After Rosendahl's death in 1932, Viola married William Syrjälä, and began recording songs and playing shows with him that same year. In 1952, they both moved to Lake Worth, Florida and continued to perform music.

On December 26, 1958, Viola died of cancer. She was cremated and eventually buried next to her husband in Shell Lake, Wisconsin.

==Legacy==
In 1994, Viola was the first woman inducted into the Minnesota Discovery Center Polka Hall of Fame.

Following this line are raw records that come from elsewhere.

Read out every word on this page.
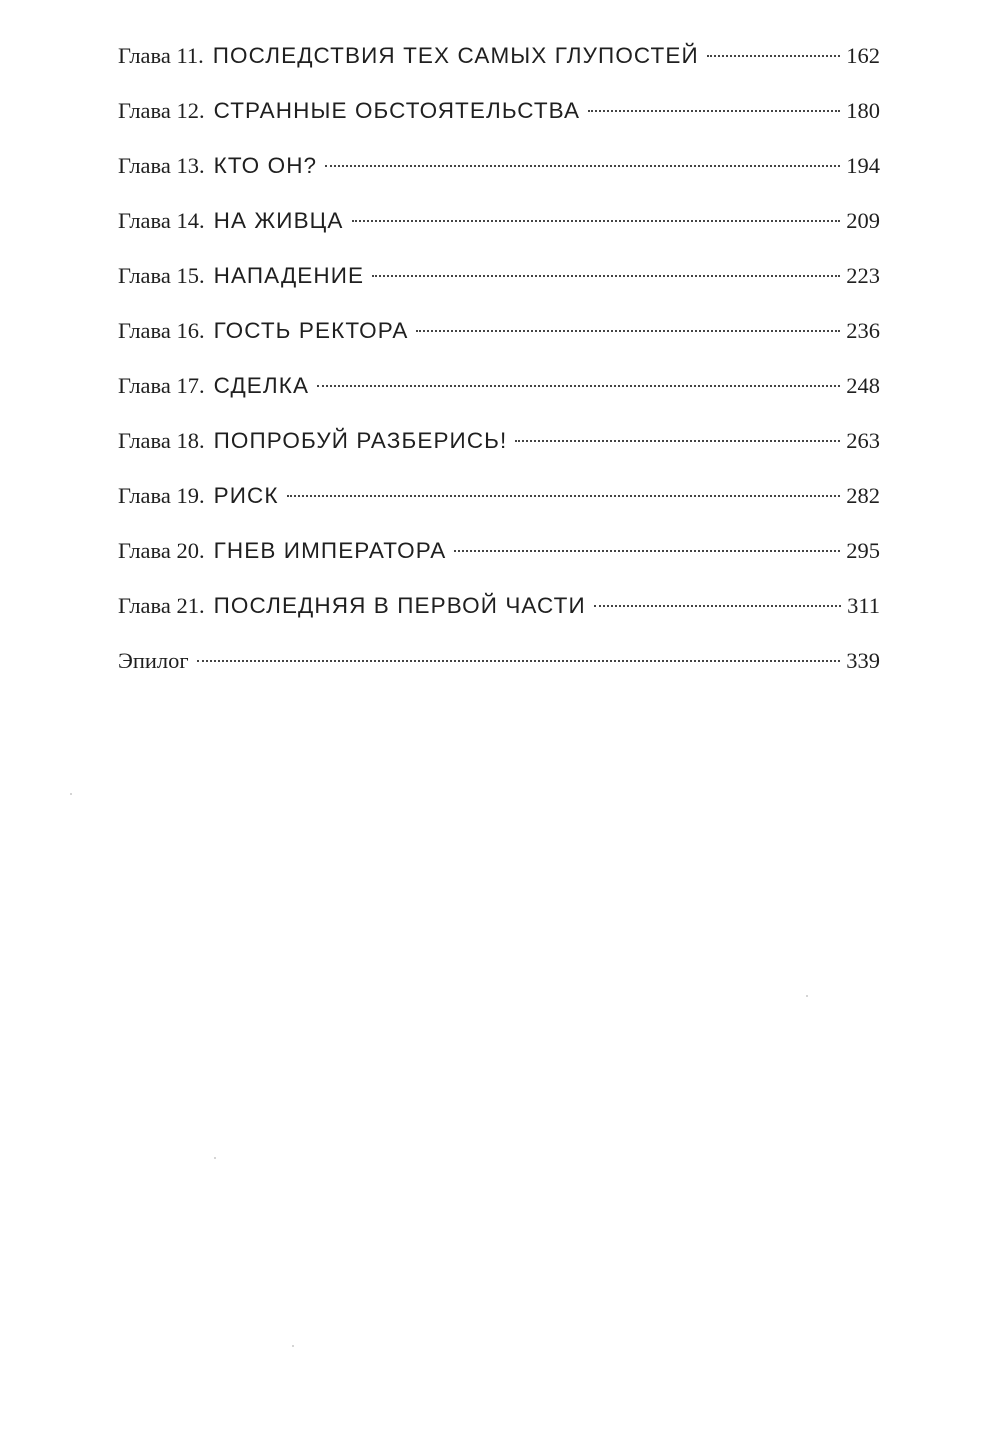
Глава 11. ПОСЛЕДСТВИЯ ТЕХ САМЫХ ГЛУПОСТЕЙ	162
Глава 12. СТРАННЫЕ ОБСТОЯТЕЛЬСТВА	180
Глава 13. КТО ОН?	194
Глава 14. НА ЖИВЦА	209
Глава 15. НАПАДЕНИЕ	223
Глава 16. ГОСТЬ РЕКТОРА	236
Глава 17. СДЕЛКА	248
Глава 18. ПОПРОБУЙ РАЗБЕРИСЬ!	263
Глава 19. РИСК	282
Глава 20. ГНЕВ ИМПЕРАТОРА	295
Глава 21. ПОСЛЕДНЯЯ В ПЕРВОЙ ЧАСТИ	311
Эпилог	339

On September 16, 2001, she was posthumously inducted into the Michigan State Music Hall of Fame at a ceremony conducted in the historic Community Hall at South Range, Michigan, a venue she had performed many times in the 1930s and 1940s. Finlandia University's James Kurtti accepted the award for her and her plaque is currently on display at the university in Hancock, Michigan.

From 2002 to 2004, the entirety of Turpeinen's recordings were released on four separate CDs released by Artie Music, a Finnish record label.